Sunday, February 25, 2007

Dedication

The Lanyard

Click the link above to listen to a recording of Billy Collins reading his poem The Lanyard on "A Prairie Home Companion". I first heard this poem one night driving from somewhere to somewhere-else on the snowy roads of upstate New York or New Hampshire -pretty sure it wasn't Vermont. That first recording had none of the audience participation that this recording has. It made the humor more subtle. Hidden in the meaning of the words, not their presentation. Still the recording above is nice. It shows the writer's perspective. Besides, I couldn't find a free recording of the Garrison Keillor version in 90 seconds of searching. If you find it let me know.

In the poem the author remembers giving his mother a useless trinket he made at camp in exchange for the countless hours of labor she selflessly donated to raising him. In the same spirit, I dedicate this webpage to my parents. My parents who never get to see me. Who always want to know what I'm up to, and to "hear the sound of my voice". I know it's just a webpage, it's not time spent at home or telephone calls, but right now it is enough. It's all they've ever asked of me; the best I can do.

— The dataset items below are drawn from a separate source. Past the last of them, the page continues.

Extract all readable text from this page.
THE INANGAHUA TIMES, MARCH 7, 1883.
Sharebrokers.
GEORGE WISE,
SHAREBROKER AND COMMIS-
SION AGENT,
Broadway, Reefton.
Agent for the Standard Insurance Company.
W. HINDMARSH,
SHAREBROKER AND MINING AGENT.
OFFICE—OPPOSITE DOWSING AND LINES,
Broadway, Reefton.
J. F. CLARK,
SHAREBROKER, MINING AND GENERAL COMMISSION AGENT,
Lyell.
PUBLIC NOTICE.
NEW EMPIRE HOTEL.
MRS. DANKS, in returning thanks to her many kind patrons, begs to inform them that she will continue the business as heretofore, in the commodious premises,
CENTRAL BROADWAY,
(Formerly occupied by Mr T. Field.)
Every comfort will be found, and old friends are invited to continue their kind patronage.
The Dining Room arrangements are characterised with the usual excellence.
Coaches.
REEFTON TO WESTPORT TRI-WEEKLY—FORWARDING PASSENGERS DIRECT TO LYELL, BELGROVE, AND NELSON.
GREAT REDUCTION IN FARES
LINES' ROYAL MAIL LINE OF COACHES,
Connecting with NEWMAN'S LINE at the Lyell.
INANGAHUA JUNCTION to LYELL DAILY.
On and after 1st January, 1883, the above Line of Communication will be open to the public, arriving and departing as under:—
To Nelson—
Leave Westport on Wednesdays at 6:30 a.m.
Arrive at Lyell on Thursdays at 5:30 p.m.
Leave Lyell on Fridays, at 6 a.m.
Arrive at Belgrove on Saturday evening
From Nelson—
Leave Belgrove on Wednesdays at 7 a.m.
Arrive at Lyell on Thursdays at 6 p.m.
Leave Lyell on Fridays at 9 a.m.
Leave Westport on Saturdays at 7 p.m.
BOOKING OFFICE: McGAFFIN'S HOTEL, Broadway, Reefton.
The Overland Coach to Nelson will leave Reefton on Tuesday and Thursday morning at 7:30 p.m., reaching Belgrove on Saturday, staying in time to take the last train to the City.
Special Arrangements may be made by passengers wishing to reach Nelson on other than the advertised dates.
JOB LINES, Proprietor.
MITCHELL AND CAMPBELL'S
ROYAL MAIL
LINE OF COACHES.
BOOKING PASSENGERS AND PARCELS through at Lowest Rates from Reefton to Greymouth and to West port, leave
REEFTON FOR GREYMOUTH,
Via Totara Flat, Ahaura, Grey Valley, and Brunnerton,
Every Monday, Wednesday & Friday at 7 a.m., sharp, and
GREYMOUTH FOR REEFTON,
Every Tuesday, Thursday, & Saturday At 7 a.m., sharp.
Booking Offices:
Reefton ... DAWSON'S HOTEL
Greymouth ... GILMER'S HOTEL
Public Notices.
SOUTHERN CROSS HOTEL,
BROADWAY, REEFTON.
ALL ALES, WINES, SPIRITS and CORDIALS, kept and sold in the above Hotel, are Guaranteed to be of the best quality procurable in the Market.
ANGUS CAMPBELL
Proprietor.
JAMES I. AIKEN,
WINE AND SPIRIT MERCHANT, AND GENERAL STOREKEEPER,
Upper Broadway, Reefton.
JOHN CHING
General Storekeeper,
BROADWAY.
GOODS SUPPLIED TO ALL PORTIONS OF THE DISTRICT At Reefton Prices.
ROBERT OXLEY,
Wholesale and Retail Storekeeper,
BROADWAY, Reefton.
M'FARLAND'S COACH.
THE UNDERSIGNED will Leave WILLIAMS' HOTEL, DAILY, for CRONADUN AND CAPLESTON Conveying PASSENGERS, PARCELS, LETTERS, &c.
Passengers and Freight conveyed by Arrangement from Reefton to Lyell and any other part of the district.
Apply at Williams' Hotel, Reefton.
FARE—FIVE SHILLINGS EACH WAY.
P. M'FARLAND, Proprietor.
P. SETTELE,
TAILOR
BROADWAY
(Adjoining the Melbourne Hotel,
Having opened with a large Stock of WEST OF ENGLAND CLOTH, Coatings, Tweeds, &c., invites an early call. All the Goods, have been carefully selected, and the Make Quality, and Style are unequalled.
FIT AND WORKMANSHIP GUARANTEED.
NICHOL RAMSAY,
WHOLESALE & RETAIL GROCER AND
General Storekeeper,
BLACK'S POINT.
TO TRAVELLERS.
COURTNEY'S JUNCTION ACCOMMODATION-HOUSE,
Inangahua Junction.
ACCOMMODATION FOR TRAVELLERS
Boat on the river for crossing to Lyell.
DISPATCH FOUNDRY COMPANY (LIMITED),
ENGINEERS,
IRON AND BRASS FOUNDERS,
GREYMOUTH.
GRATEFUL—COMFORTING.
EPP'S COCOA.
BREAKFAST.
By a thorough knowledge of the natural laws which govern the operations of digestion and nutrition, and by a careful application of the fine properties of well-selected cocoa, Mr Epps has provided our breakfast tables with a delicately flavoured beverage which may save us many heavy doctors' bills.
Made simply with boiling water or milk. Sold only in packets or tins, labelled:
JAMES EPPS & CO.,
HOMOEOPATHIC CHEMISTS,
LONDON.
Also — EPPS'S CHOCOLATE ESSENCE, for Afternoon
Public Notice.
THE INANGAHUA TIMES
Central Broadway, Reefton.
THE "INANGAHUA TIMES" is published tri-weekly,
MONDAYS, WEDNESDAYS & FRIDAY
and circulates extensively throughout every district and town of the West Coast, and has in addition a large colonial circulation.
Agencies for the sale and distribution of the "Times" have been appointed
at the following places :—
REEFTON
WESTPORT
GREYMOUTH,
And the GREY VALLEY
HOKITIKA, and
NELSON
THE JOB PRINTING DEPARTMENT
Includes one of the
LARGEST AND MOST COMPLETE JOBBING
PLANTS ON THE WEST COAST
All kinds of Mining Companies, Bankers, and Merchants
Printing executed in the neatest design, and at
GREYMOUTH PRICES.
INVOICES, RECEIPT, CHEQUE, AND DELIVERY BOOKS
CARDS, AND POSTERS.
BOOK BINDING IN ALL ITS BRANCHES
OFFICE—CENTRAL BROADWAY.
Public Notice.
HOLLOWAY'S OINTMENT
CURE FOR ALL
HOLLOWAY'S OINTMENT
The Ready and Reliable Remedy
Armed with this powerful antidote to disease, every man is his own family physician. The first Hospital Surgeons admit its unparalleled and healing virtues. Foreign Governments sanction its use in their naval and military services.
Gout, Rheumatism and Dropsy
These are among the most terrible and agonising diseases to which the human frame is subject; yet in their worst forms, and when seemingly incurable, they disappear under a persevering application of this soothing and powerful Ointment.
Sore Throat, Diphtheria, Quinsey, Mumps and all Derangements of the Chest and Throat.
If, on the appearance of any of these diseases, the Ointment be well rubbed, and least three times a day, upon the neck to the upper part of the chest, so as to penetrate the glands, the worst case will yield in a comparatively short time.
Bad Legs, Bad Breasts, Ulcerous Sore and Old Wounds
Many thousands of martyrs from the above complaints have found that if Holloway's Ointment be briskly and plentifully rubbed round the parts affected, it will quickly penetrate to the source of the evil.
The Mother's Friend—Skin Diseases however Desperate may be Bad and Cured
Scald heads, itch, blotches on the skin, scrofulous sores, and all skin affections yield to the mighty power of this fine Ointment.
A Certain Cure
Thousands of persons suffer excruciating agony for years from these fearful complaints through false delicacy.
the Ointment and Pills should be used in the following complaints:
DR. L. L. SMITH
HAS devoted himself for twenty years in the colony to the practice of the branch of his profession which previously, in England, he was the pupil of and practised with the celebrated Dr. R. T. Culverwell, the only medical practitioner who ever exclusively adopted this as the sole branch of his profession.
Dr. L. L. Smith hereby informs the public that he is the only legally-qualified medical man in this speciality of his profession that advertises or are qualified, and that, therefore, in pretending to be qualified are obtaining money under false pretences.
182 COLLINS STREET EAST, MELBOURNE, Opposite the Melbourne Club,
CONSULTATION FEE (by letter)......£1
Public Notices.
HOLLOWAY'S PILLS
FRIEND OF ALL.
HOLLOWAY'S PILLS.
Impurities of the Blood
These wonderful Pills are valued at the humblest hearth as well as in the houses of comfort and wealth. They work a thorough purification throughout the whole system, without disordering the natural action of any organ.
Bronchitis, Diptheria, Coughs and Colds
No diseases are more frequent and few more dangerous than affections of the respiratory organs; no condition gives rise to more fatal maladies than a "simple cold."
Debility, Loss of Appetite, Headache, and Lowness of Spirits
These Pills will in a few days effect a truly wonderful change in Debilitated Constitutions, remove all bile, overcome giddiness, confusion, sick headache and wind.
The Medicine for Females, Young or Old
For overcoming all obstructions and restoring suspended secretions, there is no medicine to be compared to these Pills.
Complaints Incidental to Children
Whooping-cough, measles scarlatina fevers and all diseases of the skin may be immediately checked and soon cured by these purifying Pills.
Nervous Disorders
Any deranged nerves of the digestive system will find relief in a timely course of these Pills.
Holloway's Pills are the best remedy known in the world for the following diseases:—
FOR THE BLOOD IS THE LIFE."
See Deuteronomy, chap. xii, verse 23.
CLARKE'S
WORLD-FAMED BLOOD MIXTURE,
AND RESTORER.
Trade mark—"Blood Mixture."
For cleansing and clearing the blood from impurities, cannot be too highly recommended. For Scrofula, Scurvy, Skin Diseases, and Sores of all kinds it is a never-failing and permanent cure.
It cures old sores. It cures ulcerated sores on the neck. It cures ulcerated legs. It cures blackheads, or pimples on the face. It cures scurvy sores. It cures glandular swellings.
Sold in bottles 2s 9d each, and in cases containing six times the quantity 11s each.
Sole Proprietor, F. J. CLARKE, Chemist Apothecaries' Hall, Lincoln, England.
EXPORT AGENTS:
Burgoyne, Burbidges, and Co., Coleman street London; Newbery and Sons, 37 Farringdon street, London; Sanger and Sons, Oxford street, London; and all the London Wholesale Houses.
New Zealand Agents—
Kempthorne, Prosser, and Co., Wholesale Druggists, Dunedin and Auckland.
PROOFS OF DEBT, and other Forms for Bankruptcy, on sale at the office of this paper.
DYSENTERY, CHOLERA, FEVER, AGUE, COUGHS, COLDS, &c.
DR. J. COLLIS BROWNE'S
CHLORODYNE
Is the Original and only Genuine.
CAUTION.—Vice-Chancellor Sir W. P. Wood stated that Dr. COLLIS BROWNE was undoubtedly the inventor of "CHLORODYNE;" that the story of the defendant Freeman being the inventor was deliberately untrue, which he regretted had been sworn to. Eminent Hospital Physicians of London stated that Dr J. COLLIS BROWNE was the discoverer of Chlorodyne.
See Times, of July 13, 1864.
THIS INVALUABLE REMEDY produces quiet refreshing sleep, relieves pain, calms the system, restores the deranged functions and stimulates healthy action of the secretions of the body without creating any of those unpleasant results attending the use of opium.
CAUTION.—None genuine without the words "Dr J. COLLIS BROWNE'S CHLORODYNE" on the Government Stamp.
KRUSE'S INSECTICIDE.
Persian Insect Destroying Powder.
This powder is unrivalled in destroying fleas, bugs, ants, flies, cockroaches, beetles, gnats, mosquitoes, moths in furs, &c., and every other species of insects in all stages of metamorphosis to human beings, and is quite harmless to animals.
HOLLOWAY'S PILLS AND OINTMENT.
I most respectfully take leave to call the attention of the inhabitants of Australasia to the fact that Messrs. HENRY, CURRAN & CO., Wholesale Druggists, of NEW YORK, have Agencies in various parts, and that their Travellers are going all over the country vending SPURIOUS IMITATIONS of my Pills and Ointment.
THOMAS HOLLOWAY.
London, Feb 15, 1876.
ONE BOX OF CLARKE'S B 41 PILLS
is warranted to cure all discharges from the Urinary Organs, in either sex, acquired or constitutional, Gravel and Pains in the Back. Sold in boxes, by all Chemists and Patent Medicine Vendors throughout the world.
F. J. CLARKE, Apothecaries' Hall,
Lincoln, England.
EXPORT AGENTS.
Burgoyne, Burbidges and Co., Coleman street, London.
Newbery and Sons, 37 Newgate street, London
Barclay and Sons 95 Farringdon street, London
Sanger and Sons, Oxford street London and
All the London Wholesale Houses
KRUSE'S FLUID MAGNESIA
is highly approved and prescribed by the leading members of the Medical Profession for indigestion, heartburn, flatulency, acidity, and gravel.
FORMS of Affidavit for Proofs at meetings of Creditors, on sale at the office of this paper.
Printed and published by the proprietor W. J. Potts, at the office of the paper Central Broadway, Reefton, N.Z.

The Lanyard - Billy Collins

The other day I was ricocheting slowly
off the blue walls of this room,
moving as if underwater from typewriter to piano,
from bookshelf to an envelope lying on the floor,
when I found myself in the L section of the dictionary
where my eyes fell upon the word lanyard.

No cookie nibbled by a French novelist
could send one into the past more suddenly—
a past where I sat at a workbench at a camp
by a deep Adirondack lake
learning how to braid long thin plastic strips
into a lanyard, a gift for my mother.

I had never seen anyone use a lanyard
or wear one, if that’s what you did with them,
but that did not keep me from crossing
strand over strand again and again
until I had made a boxy
red and white lanyard for my mother.

She gave me life and milk from her breasts,
and I gave her a lanyard.
She nursed me in many a sick room,
lifted spoons of medicine to my lips,
laid cold face-cloths on my forehead,
and then led me out into the airy light

and taught me to walk and swim,
and I, in turn, presented her with a lanyard.
Here are thousands of meals, she said,
and here is clothing and a good education.
And here is your lanyard, I replied,
which I made with a little help from a counselor.

Here is a breathing body and a beating heart,
strong legs, bones and teeth,
and two clear eyes to read the world, she whispered,
and here, I said, is the lanyard I made at camp.
And here, I wish to say to her now,
is a smaller gift—not the worn truth

that you can never repay your mother,
but the rueful admission that when she took
the two-tone lanyard from my hand,
I was as sure as a boy could be
that this useless, worthless thing I wove
out of boredom would be enough to make us even.

So, with that I'll kick off this blog. I'll share things I find interesting or special. Sometimes it won't be a mushy dedication to my parents. Sometimes it will be interesting, sometimes funny (I hope), sometimes serious.